Air Pictorial
- Air Pictorial, July 1983
- Categories: Aviation magazines
- Frequency: Monthly
- Founded: 1939
- Final issue: 2002
- Company: HPC Publishing
- Country: United Kingdom
- Language: English

= Air Pictorial =

British aviation magazine

Air Pictorial was a British aviation magazine covering contemporary and historical military and civil aviation topics. By 2002, when the magazine was renamed Aviation News (a title that had been incorporated into it six years previously), Air Pictorial comprised 64 volumes containing 620 issues between them.

Initially published as Air Defence Corps Gazette in 1939, it was renamed to Air Training Corps Gazette: The Journal of the Air Training Corps in 1941, resetting the issue numbering to Vol.1 No.1 in the process. In 1946, the title was changed to Air Reserve Gazette, restarting the numbering at Vol.1 No.1 again.

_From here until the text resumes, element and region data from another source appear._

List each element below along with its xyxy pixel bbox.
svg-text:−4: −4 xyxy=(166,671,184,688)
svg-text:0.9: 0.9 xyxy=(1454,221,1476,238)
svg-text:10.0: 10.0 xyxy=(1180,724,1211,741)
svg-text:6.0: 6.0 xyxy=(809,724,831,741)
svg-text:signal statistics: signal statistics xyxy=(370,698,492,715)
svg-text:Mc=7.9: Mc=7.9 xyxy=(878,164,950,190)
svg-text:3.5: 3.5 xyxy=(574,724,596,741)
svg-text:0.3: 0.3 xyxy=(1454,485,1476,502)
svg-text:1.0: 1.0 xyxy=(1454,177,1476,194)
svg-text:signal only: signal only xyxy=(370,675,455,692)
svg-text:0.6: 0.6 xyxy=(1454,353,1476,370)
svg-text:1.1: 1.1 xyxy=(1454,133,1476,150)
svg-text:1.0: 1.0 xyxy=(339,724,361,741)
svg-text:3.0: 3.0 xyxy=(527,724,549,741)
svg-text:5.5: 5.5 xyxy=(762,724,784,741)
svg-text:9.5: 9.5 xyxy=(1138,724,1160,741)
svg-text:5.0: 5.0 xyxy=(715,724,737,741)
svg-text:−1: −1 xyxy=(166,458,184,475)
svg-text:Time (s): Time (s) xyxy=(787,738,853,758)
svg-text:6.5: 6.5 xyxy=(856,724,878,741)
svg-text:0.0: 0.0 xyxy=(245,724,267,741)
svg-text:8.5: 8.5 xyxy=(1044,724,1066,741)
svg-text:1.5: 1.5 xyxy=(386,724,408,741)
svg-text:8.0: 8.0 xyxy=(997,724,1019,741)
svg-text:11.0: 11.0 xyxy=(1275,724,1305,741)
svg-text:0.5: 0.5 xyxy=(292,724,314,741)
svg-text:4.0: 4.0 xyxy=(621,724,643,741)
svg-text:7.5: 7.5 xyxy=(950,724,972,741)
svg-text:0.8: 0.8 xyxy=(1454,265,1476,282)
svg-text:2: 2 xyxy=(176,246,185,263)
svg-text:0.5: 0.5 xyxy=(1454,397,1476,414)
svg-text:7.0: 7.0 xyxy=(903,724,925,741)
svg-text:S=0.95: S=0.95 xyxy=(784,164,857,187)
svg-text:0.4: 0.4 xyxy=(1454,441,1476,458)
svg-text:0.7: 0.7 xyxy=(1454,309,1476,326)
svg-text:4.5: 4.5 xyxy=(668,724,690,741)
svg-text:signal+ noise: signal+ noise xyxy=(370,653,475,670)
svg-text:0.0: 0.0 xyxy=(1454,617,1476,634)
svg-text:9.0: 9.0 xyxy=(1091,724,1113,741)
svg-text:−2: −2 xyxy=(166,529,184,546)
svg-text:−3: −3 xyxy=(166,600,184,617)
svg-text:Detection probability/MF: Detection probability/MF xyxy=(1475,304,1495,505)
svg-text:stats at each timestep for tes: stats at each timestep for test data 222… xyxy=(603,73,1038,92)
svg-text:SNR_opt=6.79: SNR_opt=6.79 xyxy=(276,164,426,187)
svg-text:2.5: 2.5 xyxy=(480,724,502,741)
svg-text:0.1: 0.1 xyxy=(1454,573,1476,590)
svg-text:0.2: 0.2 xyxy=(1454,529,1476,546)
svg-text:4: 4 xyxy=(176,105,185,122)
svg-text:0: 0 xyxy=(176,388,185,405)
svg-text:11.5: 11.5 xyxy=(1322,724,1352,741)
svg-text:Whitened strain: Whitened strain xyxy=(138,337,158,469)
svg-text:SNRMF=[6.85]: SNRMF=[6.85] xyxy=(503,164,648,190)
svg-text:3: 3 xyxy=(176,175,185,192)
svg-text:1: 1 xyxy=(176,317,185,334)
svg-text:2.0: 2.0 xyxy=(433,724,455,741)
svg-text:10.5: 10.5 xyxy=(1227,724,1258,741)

In January 1947 the numbering was reset to Vol.9 No.1, reflecting the cumulative volumes from 1939 to ease confusion. In 1951 Air Pictorial & Air Reserve Gazette was adopted, and in April 1958 the "& Air Reserve Gazette" part of the title was dropped, becoming Air Pictorial.

The magazine was produced at various times by the Air League, Rolls House Publishing Co., Profile Books and HPC Publishing, the latter being based in East Sussex.